After getting in a few rounds of the 2019 tactical card game Oriflamme recently, I added the new cards from the latest expansion, Oriflamme: Alliance (2022, Studio H). As long as they are short, I really love “take that” games that are easy to teach and feature great variety from play to play. The Oriflamme games proudly brandish sharp weapons as tools to stab your friends across a table.
Oriflamme: Alliance does what I love most about great expansions: it doesn’t change the core gameplay loop at all. (For an overview of the Oriflamme system, check out my review of the base game.)
Alliance gives you ten new cards that can be mixed, matched, or completely disregarded with the two previous sets of cards (from Oriflamme and the game’s second expansion, 2020’s Oriflamme: Ablaze), then adds a single new ability spelled out in the game’s excellent rulesheet and a handful of new tokens.
More is more? Mostly.
You Still Need a Knife
If you like your expansions with a “more is more” mentality, Oriflamme: Alliance is an easy yes.
The ten new cards do interesting things, and like Oriflamme: Ablaze, Alliance can be played as a standalone game or combined with the other games in the series. (Let’s call it an “expandalone.”
The new ability in Alliance is Reserve, which lets players move a card that features this ability (Infiltration and Trade) face-up from the Queue to their personal play area. When this happens, the owner gets access to an ongoing power for the rest of that game.
This can be pretty powerful if triggered early. Trade lets you add Influence to the Trade card at the beginning of each round based on the number of cards from your family (set of cards) in the Queue. I found Infiltration to be even better, particularly if your hand features enough cards that eliminate other cards: when eliminating face-down cards, you get two extra Influence on top of the one you get any time you knock out a card.
The cards are welcome additions…mostly. The Magistrate is one of the other new cards, and it features an interesting ability: the Magistrate can either place a Sentence token (new to Alliance) on another card in the Queue, or the Magistrate can eliminate a card with a Sentence token placed earlier.
This card might feature the most difficult ability for newer players. Even the rulebook indicates that the Magistrate is best served when joining forces with another opponent to eliminate a rival’s card, which might help with the minor runaway leader problem I’ve seen in some of my plays of Oriflamme.
But playing the Magistrate face-up might let you target a card that really would be great to eliminate later, particularly if it remains face up in a later round. My initial findings give me a sense that this is the card that will get the least use from other players.
The other cards are great. BIG fan of the Informant card, which pays well if opponents have lots of Influence points on face-down cards. Insurrection might be my favorite card in the entire Oriflamme system. Insurrection triggers once it has an Influence point on it while face down, then serves as a bomb in the Queue that eliminates both of its adjacent cards before returning to a face-down state unless someone takes action against it later.
The players who joined me for plays of Alliance agree: if you had to pick a set of ten cards to use for Oriflamme, the Alliance cards trump the ones in the base game. But if you’ve got access to both sets and you also have Ablaze, the designers did everyone a solid. The box includes a setup suggestion that offers a way to balance games by combining certain cards from each Oriflamme game.
That means with my two sets (base Oriflamme, Alliance), I have a list of the best ways to build a deck that all players will use for each game. It’s simple to use and offers lots of ways to shake up each play.

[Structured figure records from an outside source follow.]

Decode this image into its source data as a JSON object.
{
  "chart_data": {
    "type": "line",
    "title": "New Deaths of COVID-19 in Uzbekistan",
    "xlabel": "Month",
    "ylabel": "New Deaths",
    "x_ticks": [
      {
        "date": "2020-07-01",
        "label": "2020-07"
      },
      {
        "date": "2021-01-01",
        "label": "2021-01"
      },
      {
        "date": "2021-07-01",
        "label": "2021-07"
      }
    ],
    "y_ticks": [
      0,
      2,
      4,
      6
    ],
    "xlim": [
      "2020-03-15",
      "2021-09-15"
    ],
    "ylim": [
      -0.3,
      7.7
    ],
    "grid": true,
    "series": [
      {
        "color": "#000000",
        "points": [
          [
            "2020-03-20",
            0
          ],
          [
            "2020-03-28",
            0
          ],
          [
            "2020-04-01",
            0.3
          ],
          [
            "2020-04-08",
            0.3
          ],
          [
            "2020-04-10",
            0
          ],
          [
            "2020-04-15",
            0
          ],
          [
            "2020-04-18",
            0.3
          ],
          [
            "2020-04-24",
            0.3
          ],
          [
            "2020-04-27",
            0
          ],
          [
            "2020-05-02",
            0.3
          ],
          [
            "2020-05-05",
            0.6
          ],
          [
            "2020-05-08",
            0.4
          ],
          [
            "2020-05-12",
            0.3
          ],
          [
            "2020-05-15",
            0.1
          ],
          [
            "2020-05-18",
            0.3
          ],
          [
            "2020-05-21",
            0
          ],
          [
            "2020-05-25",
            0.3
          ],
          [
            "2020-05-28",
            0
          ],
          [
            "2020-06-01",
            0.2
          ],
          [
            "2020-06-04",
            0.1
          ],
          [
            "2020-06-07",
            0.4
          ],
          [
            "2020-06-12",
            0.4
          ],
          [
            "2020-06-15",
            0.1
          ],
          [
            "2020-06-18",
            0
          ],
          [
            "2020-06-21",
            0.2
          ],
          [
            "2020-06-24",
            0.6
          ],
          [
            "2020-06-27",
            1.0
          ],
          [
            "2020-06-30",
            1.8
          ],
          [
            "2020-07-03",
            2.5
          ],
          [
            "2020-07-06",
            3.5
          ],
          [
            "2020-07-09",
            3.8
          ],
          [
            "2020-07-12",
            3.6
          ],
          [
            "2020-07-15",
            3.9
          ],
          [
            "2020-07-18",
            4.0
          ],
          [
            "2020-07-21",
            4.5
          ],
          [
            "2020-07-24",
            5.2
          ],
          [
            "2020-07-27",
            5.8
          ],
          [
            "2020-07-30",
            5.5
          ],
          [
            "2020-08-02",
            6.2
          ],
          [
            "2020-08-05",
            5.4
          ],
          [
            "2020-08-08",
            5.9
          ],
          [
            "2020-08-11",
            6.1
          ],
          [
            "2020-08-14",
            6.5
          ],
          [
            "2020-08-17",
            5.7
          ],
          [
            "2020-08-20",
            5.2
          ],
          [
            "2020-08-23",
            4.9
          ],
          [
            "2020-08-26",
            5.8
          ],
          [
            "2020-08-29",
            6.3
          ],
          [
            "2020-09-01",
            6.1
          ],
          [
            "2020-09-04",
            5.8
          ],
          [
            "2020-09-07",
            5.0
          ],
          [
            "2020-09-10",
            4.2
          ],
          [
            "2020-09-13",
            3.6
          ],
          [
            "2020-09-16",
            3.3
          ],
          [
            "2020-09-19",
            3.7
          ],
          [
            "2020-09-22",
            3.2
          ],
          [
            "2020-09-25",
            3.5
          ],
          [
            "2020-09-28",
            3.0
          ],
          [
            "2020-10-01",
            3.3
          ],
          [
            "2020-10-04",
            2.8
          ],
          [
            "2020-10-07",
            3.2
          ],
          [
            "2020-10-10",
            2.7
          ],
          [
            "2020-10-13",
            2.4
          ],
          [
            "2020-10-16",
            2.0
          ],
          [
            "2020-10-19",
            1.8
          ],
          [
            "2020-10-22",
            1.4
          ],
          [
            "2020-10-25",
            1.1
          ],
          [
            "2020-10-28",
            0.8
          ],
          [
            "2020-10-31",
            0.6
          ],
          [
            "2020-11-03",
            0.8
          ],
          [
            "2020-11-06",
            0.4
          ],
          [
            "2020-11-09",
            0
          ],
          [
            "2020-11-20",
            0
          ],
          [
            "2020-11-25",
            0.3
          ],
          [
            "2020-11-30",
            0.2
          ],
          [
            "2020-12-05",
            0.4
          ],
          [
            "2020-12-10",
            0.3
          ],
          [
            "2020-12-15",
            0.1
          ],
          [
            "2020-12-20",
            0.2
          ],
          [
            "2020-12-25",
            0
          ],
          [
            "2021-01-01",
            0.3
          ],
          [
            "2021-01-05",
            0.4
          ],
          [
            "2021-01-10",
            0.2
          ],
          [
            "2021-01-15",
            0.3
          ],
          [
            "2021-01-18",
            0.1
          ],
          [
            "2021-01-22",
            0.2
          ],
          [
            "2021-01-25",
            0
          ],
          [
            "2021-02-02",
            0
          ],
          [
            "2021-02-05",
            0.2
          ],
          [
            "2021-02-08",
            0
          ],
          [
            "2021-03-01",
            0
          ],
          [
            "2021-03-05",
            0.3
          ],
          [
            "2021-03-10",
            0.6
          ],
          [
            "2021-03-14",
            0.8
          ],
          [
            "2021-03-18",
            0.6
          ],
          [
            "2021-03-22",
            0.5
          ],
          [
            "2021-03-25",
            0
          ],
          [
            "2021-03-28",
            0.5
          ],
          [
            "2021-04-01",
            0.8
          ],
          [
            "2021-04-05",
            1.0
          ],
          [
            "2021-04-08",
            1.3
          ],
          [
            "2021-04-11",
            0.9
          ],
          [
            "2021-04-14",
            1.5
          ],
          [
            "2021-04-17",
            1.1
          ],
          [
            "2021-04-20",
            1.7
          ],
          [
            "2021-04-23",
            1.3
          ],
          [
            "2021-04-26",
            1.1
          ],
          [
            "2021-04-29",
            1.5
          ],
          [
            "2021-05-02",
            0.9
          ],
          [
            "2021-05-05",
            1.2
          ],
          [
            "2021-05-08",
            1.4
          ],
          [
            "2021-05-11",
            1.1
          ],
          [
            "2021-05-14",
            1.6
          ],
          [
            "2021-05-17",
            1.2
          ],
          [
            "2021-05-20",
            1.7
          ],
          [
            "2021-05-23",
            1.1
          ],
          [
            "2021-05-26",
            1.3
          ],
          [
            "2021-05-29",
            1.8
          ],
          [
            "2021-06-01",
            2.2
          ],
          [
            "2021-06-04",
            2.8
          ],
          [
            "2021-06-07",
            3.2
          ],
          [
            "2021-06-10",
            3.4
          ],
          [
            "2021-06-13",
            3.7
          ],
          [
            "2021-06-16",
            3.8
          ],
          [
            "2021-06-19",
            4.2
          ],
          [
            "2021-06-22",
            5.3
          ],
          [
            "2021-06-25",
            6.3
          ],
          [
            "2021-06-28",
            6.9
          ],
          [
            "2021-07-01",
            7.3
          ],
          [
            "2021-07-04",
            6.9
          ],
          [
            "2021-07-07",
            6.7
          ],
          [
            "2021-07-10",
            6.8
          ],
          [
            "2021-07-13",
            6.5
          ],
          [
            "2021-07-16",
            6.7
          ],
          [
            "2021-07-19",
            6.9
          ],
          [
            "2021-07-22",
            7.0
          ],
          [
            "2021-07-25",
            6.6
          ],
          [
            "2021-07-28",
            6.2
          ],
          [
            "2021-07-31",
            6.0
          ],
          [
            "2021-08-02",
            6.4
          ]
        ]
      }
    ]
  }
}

If you like Oriflamme, you’ll want to pick up a copy of Oriflamme: Alliance. More options, lots of new cards, no changes to how the game plays and how much you will laugh as your characters get assassinated in the Queue.
Also, a brief nod to the artwork of Alliance. The game has a distinct Asian flair that adds a level of representation that pairs well with the characters featured in the base game. The work here by Tomasz Jedruszek shines and the little details in each of the cards add just enough to the flair of the production.
Maximize your options by picking up all three Oriflamme games, but I think Oriflamme: Alliance is the best of the bunch.